I expect this to have more to do with color spaces and their attributes. I was attempting to convert a YUYV to a grayscale image. I used the following function call:
cv::cvtColor(imgOrig, imgGray, cv::COLOR_YUV2GRAY_420);
With this function, I lost some of the height of the image. I could obviously use the resize method to make the original image large enough such that the conversion wouldn't cut out any actual data, but wanted to find out the more appropriate way to go about it.

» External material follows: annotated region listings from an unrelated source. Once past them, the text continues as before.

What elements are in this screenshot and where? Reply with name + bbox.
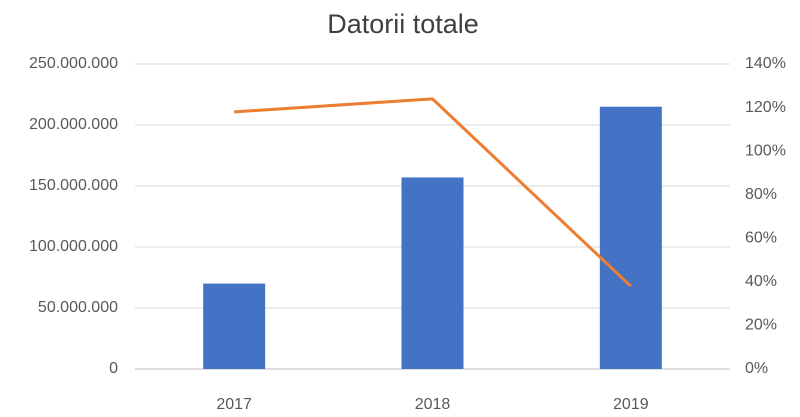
bar [203, 283, 266, 369]
bar [599, 106, 662, 369]
y2-tick-label: 20% [745, 317, 777, 334]
x-tick-label: 2019 [613, 396, 649, 413]
y2-tick-label: 40% [745, 273, 777, 290]
line [234, 97, 632, 288]
y2-tick-label: 140% [745, 55, 786, 72]
y2-tick-label: 120% [745, 99, 786, 116]
y-tick-label: 250.000.000 [29, 55, 118, 72]
y-tick-label: 200.000.000 [29, 116, 118, 133]
y2-tick-label: 60% [745, 230, 777, 247]
x-tick-label: 2017 [216, 396, 252, 413]
y-tick-label: 50.000.000 [38, 299, 118, 316]
y2-tick-label: 80% [745, 186, 777, 203]
chart-title: Datorii totale [327, 9, 479, 39]
x-tick-label: 2018 [415, 396, 451, 413]
y-tick-label: 0 [109, 360, 118, 377]
bar [401, 177, 464, 369]
y-tick-label: 150.000.000 [29, 177, 118, 194]
y2-tick-label: 0% [745, 360, 768, 377]
y2-tick-label: 100% [745, 142, 786, 159]
y-tick-label: 100.000.000 [29, 238, 118, 255]
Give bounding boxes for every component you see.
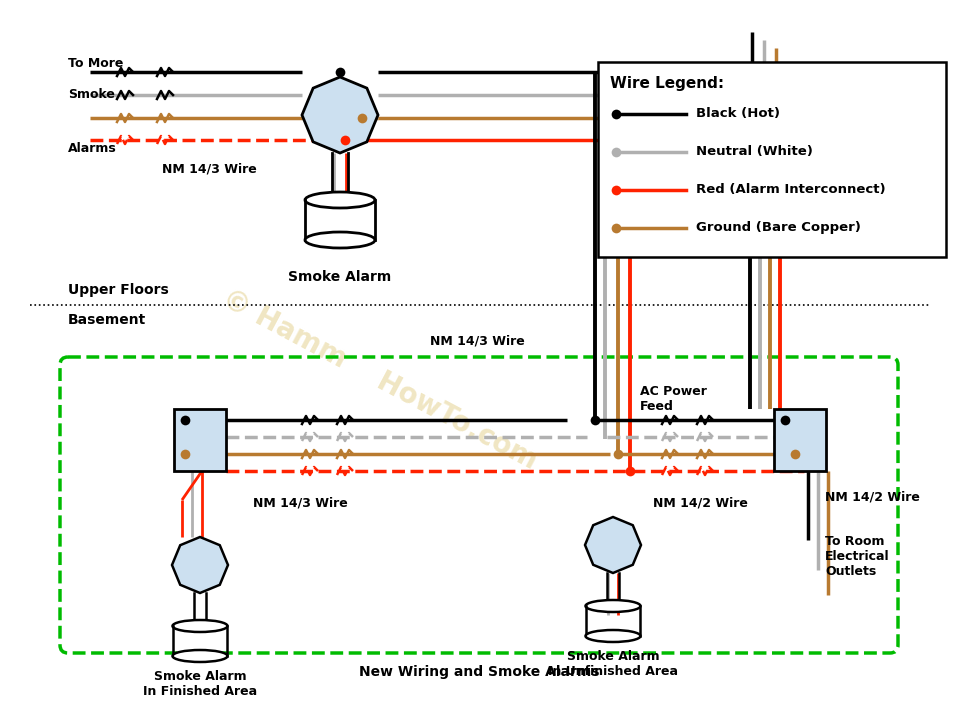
Ellipse shape — [586, 600, 640, 612]
Text: New Wiring and Smoke Alarms: New Wiring and Smoke Alarms — [359, 665, 599, 679]
Text: Wire Legend:: Wire Legend: — [610, 76, 724, 91]
Text: NM 14/2 Wire: NM 14/2 Wire — [825, 490, 920, 503]
Text: Alarms: Alarms — [68, 142, 117, 155]
Text: © Hamm    HowTo.com: © Hamm HowTo.com — [218, 285, 542, 475]
Text: Red (Alarm Interconnect): Red (Alarm Interconnect) — [696, 184, 886, 197]
Text: Basement: Basement — [68, 313, 146, 327]
Ellipse shape — [586, 630, 640, 642]
Ellipse shape — [305, 232, 375, 248]
Text: NM 14/3 Wire: NM 14/3 Wire — [252, 496, 348, 509]
Text: Ground (Bare Copper): Ground (Bare Copper) — [696, 222, 861, 235]
Text: Smoke Alarm: Smoke Alarm — [288, 270, 392, 284]
Polygon shape — [172, 537, 228, 593]
Text: Neutral (White): Neutral (White) — [696, 145, 813, 158]
Ellipse shape — [173, 620, 228, 632]
Text: AC Power
Feed: AC Power Feed — [640, 385, 707, 413]
Text: Upper Floors: Upper Floors — [68, 283, 169, 297]
Text: To More: To More — [68, 57, 124, 70]
Text: Smoke Alarm
In Unfinished Area: Smoke Alarm In Unfinished Area — [548, 650, 678, 678]
Text: NM 14/3 Wire: NM 14/3 Wire — [430, 335, 525, 348]
Text: NM 14/2 Wire: NM 14/2 Wire — [653, 496, 748, 509]
Text: Smoke: Smoke — [68, 89, 115, 102]
FancyBboxPatch shape — [598, 62, 946, 257]
Polygon shape — [302, 77, 378, 153]
Polygon shape — [585, 517, 641, 573]
Bar — [174, 409, 226, 471]
Bar — [774, 409, 826, 471]
Ellipse shape — [305, 192, 375, 208]
Text: NM 14/2 Wire: NM 14/2 Wire — [825, 204, 920, 217]
Text: Black (Hot): Black (Hot) — [696, 107, 780, 120]
Ellipse shape — [173, 650, 228, 662]
Text: Smoke Alarm
In Finished Area: Smoke Alarm In Finished Area — [143, 670, 257, 698]
Text: To Room
Electrical
Outlets: To Room Electrical Outlets — [825, 535, 890, 578]
Text: NM 14/3 Wire: NM 14/3 Wire — [162, 162, 256, 175]
Text: Feed from
Circuit
Breaker: Feed from Circuit Breaker — [825, 62, 897, 105]
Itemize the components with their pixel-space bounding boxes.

Looking at the opencv source, below is an excerpt from the cvtColor method:
case COLOR_YUV2GRAY_420:
{
if (dcn <= 0) dcn = 1;
CV_Assert( dcn == 1 );
CV_Assert( sz.width % 2 == 0 && sz.height % 3 == 0 && depth == CV_8U );
Size dstSz(sz.width, sz.height * 2 / 3);
_dst.create(dstSz, CV_MAKETYPE(depth, dcn));
dst = _dst.getMat();
#ifdef HAVE_IPP
#if IPP_VERSION_X100 >= 201700
if (CV_INSTRUMENT_FUN_IPP(ippiCopy_8u_C1R_L, src.data, (IppSizeL)src.step, dst.data, (IppSizeL)dst.step,
ippiSizeL(dstSz.width, dstSz.height)) >= 0)
break;
#endif
#endif
src(Range(0, dstSz.height), Range::all()).copyTo(dst);
}
break;
You see that on the 8th line, the size of the destination image is made to be two-thirds the size of the source image.
Why is this so? What is the appropriate way to do a color space conversion?
Plainly, it is how YUV420 works. From wikipedia, YUV uses 6 bytes to store 4 pixels. Those 4 pixels share U, V values while having their own Y values. The picture and the formula presented in the conversion from YUV420 to RGB888 section explains it better. They also explain very well why the check
CV_Assert( sz.width % 2 == 0 && sz.height % 3 == 0 && depth == CV_8U );
and why the RGB's is only 2/3 of the YUV's.